To apply VREF to the inverting input of amplifier 31, gates 433 ("phi AC") adjacent capacitor 43 (i.e C3) are closed. Each such transmission gate 433 is closed during both phase "A" and phase "C". Transmission gate 333 ("phi BC"), on the other hand is open during the evolution shown in FIG. 1, but is in turn closed during both phase "B" and phase "C" of operation, as will be discussed below.

Additionally with regard to FIG. 1, it is noted that selected gates 133 ("phi B") are open during clock phase "phi A" to isolate the two separate evolutions taking place during that operational cycle: namely, sampling 2 VBE and delta VBE onto C1 and C2 respectively; and applying VREF onto the inverting input of amplifier 31 for capacitor 43, the other input thereof being subject for comparison through gate 33 ("phi A") to supply voltage VDD or battery voltage VBATT, depending upon which of the two is monitored by circuit 13.

FIG. 2 shows the arrangement of FIG. 1 during a subsequent "auto zero" mode of operation in which clock "phi C" is high and switches 333 subject to clock "phi C" are closed.
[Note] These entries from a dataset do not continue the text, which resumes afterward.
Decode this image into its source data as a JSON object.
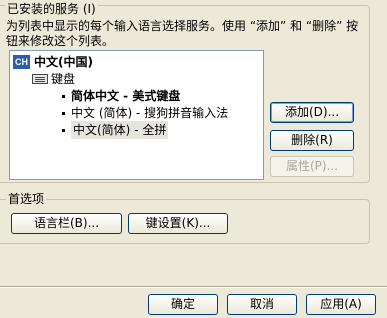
{
  "installed_services": {
    "title": "已安装的服务 (I)",
    "description": "为列表中显示的每个输入语言选择服务。使用 “添加” 和 “删除” 按钮来修改这个列表。",
    "language": {
      "badge": "CH",
      "label": "中文(中国)"
    },
    "keyboard_label": "键盘",
    "services": [
      "简体中文 - 美式键盘",
      "中文 (简体) - 搜狗拼音输入法",
      "中文(简体) - 全拼"
    ],
    "buttons": {
      "add": "添加(D)...",
      "remove": "删除(R)",
      "properties": "属性(P)..."
    }
  },
  "preferences": {
    "title": "首选项",
    "language_bar": "语言栏(B)...",
    "key_settings": "键设置(K)..."
  },
  "dialog_buttons": {
    "ok": "确定",
    "cancel": "取消",
    "apply": "应用(A)"
  }
}
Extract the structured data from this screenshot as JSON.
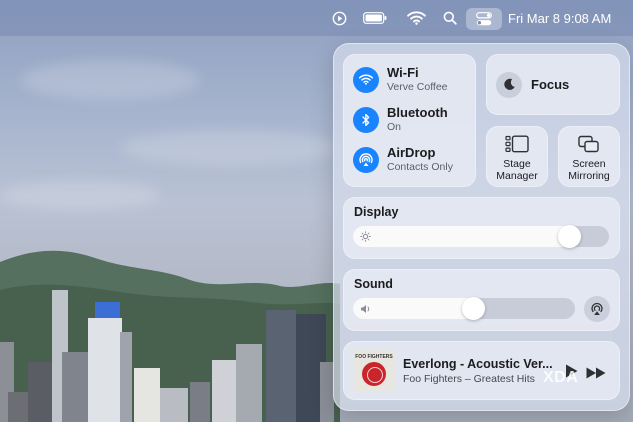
{
  "menubar": {
    "icons": [
      "play-circle-icon",
      "battery-icon",
      "wifi-icon",
      "search-icon",
      "control-center-icon"
    ],
    "datetime": "Fri Mar 8  9:08 AM"
  },
  "control_center": {
    "connectivity": [
      {
        "title": "Wi-Fi",
        "subtitle": "Verve Coffee",
        "icon": "wifi-icon",
        "active": true
      },
      {
        "title": "Bluetooth",
        "subtitle": "On",
        "icon": "bluetooth-icon",
        "active": true
      },
      {
        "title": "AirDrop",
        "subtitle": "Contacts Only",
        "icon": "airdrop-icon",
        "active": true
      }
    ],
    "focus": {
      "label": "Focus",
      "icon": "moon-icon"
    },
    "stage_manager": {
      "label_line1": "Stage",
      "label_line2": "Manager",
      "icon": "stage-manager-icon"
    },
    "screen_mirroring": {
      "label_line1": "Screen",
      "label_line2": "Mirroring",
      "icon": "screen-mirroring-icon"
    },
    "display": {
      "label": "Display",
      "level": 0.88,
      "icon": "brightness-icon"
    },
    "sound": {
      "label": "Sound",
      "level": 0.55,
      "icon": "speaker-icon",
      "output_icon": "airplay-audio-icon"
    },
    "now_playing": {
      "title": "Everlong - Acoustic Ver...",
      "artist": "Foo Fighters – Greatest Hits",
      "album_art_text": "FOO FIGHTERS",
      "controls": [
        "play-icon",
        "fast-forward-icon"
      ]
    }
  },
  "watermark": "XDA",
  "colors": {
    "accent": "#1a84ff",
    "menubar": "#7e8fbb"
  }
}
During this mode of operation, voltage "VOS", the difference between the inverting and noninverting inputs to amplifier 31 is sampled onto capacitor CAZ, also referred to as capacitor 49 and thereby in effect compensates for the offset voltage developed in amplifier 31 during sampling. In other words, from cycle to cycle, circuit 13 automatically zeros out the offset voltage by applying a compensating voltage onto CAZ once during every cycle of operation. This is done by setting the bandgap voltage, "2 VBE" plus "delta VBE" equal to zero, i.e. by grounding out one side of CAZ.

In other words, operational amplifier 31 receives a voltage VOS on one side of capacitor 49 (CAZ) opposite the inverting input thereof. Further, the other side of capacitor 49 is grounded through transmission gates 333 as suggested in FIG. 2.

Additionally, to prepare for a next cycle of operation, capacitor 43 is also discharged or grounded.

Next, FIG. 3 shows the arrangement of FIG. 1 and FIG. 2 under a further mode of operation. In this phase, VREF is formed across capacitor C3 by the discharge of capacitors C1 and C2. Further, clock "phi B" is set high and clocks "phi A" and "phi C" are set low.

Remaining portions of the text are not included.